Demo Mahasiswa Aru
Mahasiswa Pulau Aru - Maluku Demo dengan Kostum Pakaian Adat
Puluhan mahasiswa yang tergabung dalam Perhimpunan Mahasiswa Pulau Aru (Permru) berunjuk rasa di gedung Gubernur Maluku dengan mengenakan kostum pakai
Penulis: Risman Serang | Editor: Adjeng Hatalea
Laporan Kontributor Tribunambon.com Risman serang
AMBON, TIBUNAMBON.COM – Puluhan mahasiswa yang tergabung dalam Perhimpunan Mahasiswa Pulau Aru (Permru) berunjuk rasa di gedung Gubernur Maluku dengan mengenakan kostum pakaian adat, Senin (13/9/2021).

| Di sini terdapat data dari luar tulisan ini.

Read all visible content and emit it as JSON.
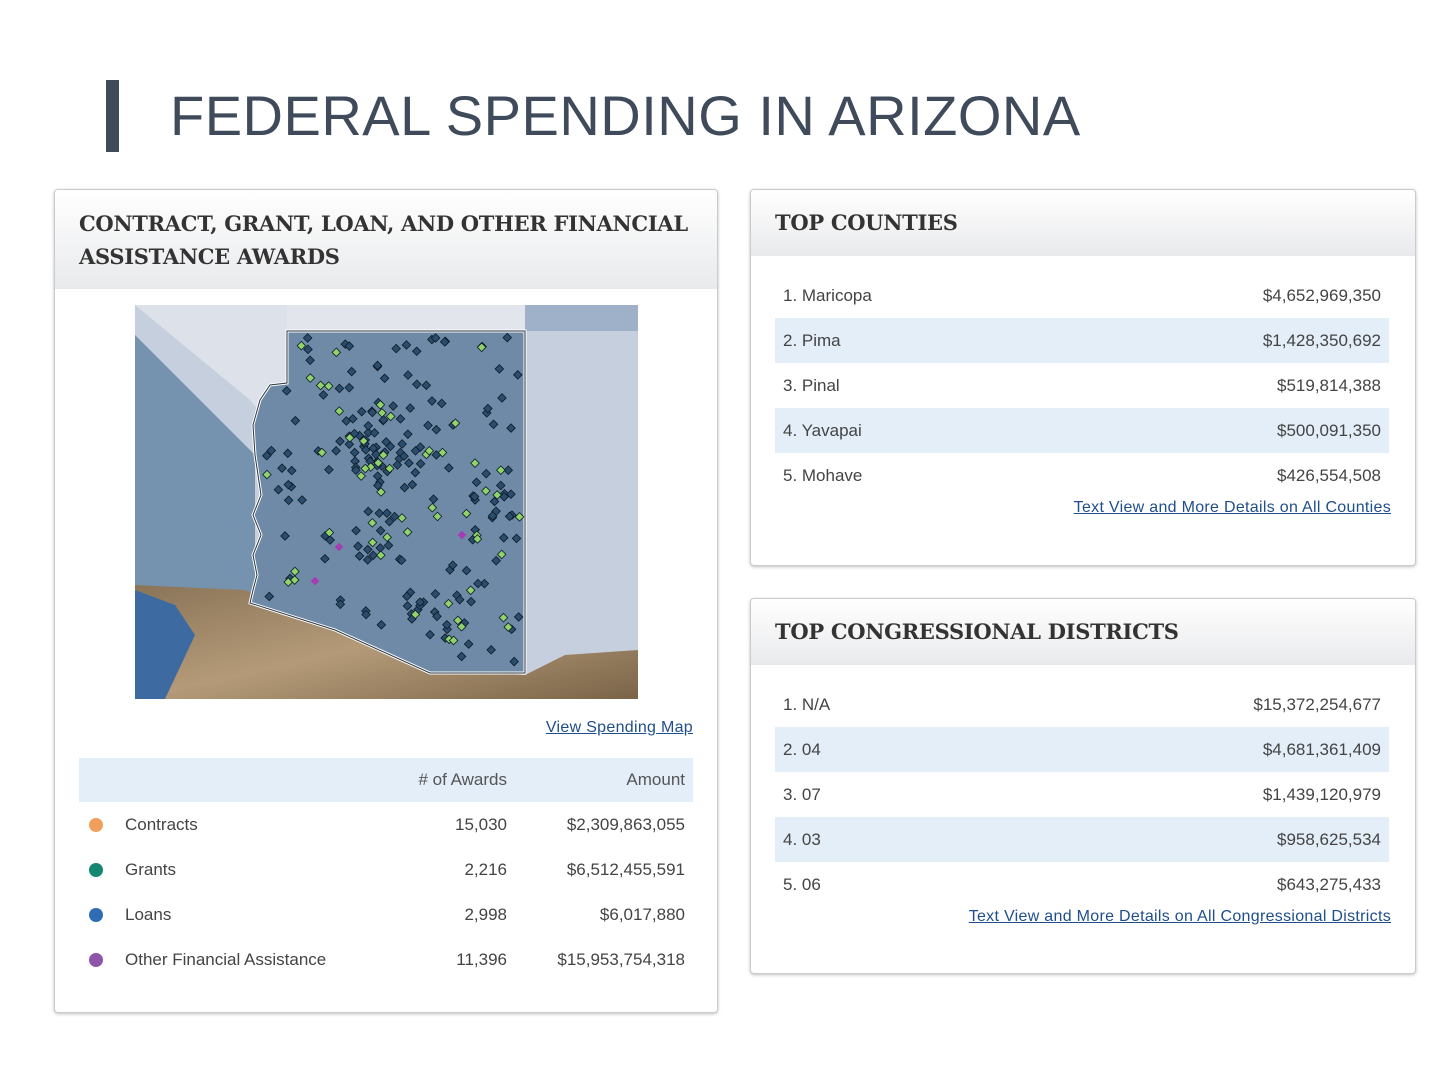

Pantauan TribunAmbon.com di lapangan, para demonstran ini datang dengan berbagai atribut demo.
Salah satu yang menarik, yakni kostum pakaian adat yang dilengkapi dengan peralatan perang seperti busur panah yang terbuat dari kayu.
Pada bagian kepala diikatkan kain merah atau yang disebut dengan kain berang.

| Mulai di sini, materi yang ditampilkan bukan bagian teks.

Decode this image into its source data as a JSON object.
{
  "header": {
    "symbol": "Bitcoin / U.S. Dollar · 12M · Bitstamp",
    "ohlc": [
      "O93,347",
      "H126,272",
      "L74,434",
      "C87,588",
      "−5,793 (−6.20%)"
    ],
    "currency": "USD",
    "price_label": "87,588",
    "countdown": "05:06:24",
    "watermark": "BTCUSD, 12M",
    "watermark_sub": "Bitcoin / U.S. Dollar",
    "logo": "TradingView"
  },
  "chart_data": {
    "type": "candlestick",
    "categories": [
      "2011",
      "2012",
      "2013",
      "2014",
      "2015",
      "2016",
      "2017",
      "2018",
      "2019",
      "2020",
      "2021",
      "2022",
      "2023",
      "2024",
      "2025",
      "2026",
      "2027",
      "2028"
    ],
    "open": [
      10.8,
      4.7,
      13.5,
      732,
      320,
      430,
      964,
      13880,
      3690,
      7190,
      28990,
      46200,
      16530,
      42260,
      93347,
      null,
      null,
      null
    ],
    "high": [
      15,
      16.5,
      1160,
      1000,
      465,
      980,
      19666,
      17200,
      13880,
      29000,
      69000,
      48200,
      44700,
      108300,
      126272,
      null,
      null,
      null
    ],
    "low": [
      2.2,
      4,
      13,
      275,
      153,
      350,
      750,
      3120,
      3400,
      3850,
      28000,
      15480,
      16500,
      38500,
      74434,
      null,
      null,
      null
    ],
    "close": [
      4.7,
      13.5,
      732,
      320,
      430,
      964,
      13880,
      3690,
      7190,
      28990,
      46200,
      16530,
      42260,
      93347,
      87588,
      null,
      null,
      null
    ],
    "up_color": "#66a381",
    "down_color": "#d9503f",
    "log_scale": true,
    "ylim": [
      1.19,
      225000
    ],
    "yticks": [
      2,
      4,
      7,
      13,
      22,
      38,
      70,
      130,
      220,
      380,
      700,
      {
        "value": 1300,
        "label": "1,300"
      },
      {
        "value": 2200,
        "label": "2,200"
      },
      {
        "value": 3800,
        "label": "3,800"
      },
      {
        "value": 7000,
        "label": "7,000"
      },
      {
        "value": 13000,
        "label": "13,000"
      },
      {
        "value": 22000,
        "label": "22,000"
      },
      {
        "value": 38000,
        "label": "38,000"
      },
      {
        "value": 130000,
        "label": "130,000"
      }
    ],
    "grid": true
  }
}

Ikat kepala ini diakui sebagai identitas laki-laki dalam Suku Huaulu, juga sebagai ornamen wajib ketika para lelaki akan berangkat untuk berperang.
Dalam aksi itu, para pendemo dalam pakaian adat itu juga menampilkan tarian tradisional asal Kepulauan Aru.

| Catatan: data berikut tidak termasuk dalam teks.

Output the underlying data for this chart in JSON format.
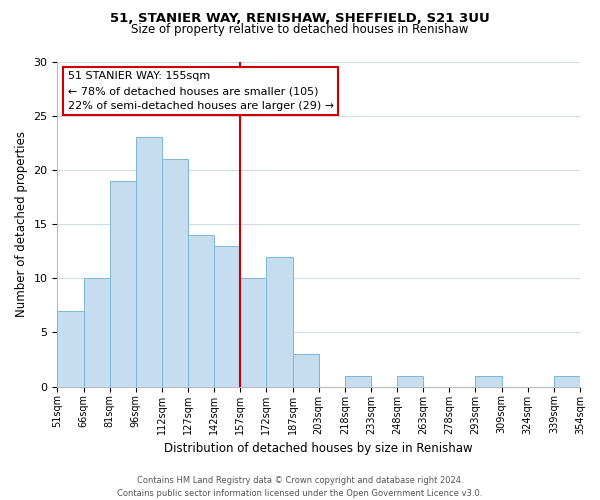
{
  "title1": "51, STANIER WAY, RENISHAW, SHEFFIELD, S21 3UU",
  "title2": "Size of property relative to detached houses in Renishaw",
  "xlabel": "Distribution of detached houses by size in Renishaw",
  "ylabel": "Number of detached properties",
  "bin_labels": [
    "51sqm",
    "66sqm",
    "81sqm",
    "96sqm",
    "112sqm",
    "127sqm",
    "142sqm",
    "157sqm",
    "172sqm",
    "187sqm",
    "203sqm",
    "218sqm",
    "233sqm",
    "248sqm",
    "263sqm",
    "278sqm",
    "293sqm",
    "309sqm",
    "324sqm",
    "339sqm",
    "354sqm"
  ],
  "bar_heights": [
    7,
    10,
    19,
    23,
    21,
    14,
    13,
    10,
    12,
    3,
    0,
    1,
    0,
    1,
    0,
    0,
    1,
    0,
    0,
    1
  ],
  "bar_color": "#c6ddef",
  "bar_edge_color": "#7db8d8",
  "vline_x_index": 7,
  "vline_color": "#cc0000",
  "annotation_title": "51 STANIER WAY: 155sqm",
  "annotation_line1": "← 78% of detached houses are smaller (105)",
  "annotation_line2": "22% of semi-detached houses are larger (29) →",
  "annotation_box_color": "#ffffff",
  "annotation_box_edge": "#cc0000",
  "ylim": [
    0,
    30
  ],
  "yticks": [
    0,
    5,
    10,
    15,
    20,
    25,
    30
  ],
  "footer1": "Contains HM Land Registry data © Crown copyright and database right 2024.",
  "footer2": "Contains public sector information licensed under the Open Government Licence v3.0.",
  "bg_color": "#ffffff",
  "grid_color": "#d0dce8"
}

Tarian itu dimaknai sebagai eksistensi laku-laki yang menjaga harkat dan martabat kaum perempuan dan batas wilayah atau tanah adatnya.
Tarian tersebut juga menjadi representative perlawanan mahasiswa Aru terhadap pemerintah atas pengesahan pembangunan bandara di atas tanah adat leluhur mereka.
Adapun tuntutan aksi yang disampaikan para demonstran, yakni meminta Pemerintah Daerah (Pemda) Maluku untuk mengembalikan tanah adat mereka.
Massa juga membawa sejumlah poster bertuliskan ‘Save Marafenfen’ yang merupakan tanah adat masyarakat Kabupaten Kepulauan Aru, Maluku.

Puluhan mahasiswa ini juga secara bergantian berorasi menyuarakan aspirasi mereka.
Seorang orator aksi dalam orasinya menyatakan, tanah adat di Desa Marafenfen, Kabupaten Kepuluan Aru dibatasi kepemilikan tanah, karana pembangunan bandara TNI Angkatan Laut di atas tanah tersebut.
Pendemo tak terima hutan adatnya direnggut, kehidupan hewan endemic, seperti Burung Cendrawasih, Kakatua juga terancam karena penggusuran yang dilakukan.
Mereka juga meminta Gubernur Maluku, Murad Ismail untuk segera mencabut SK TNI AL yang dikeluarkan pada 22 Januari 1992 agar tanah adat bisa diselamatkan.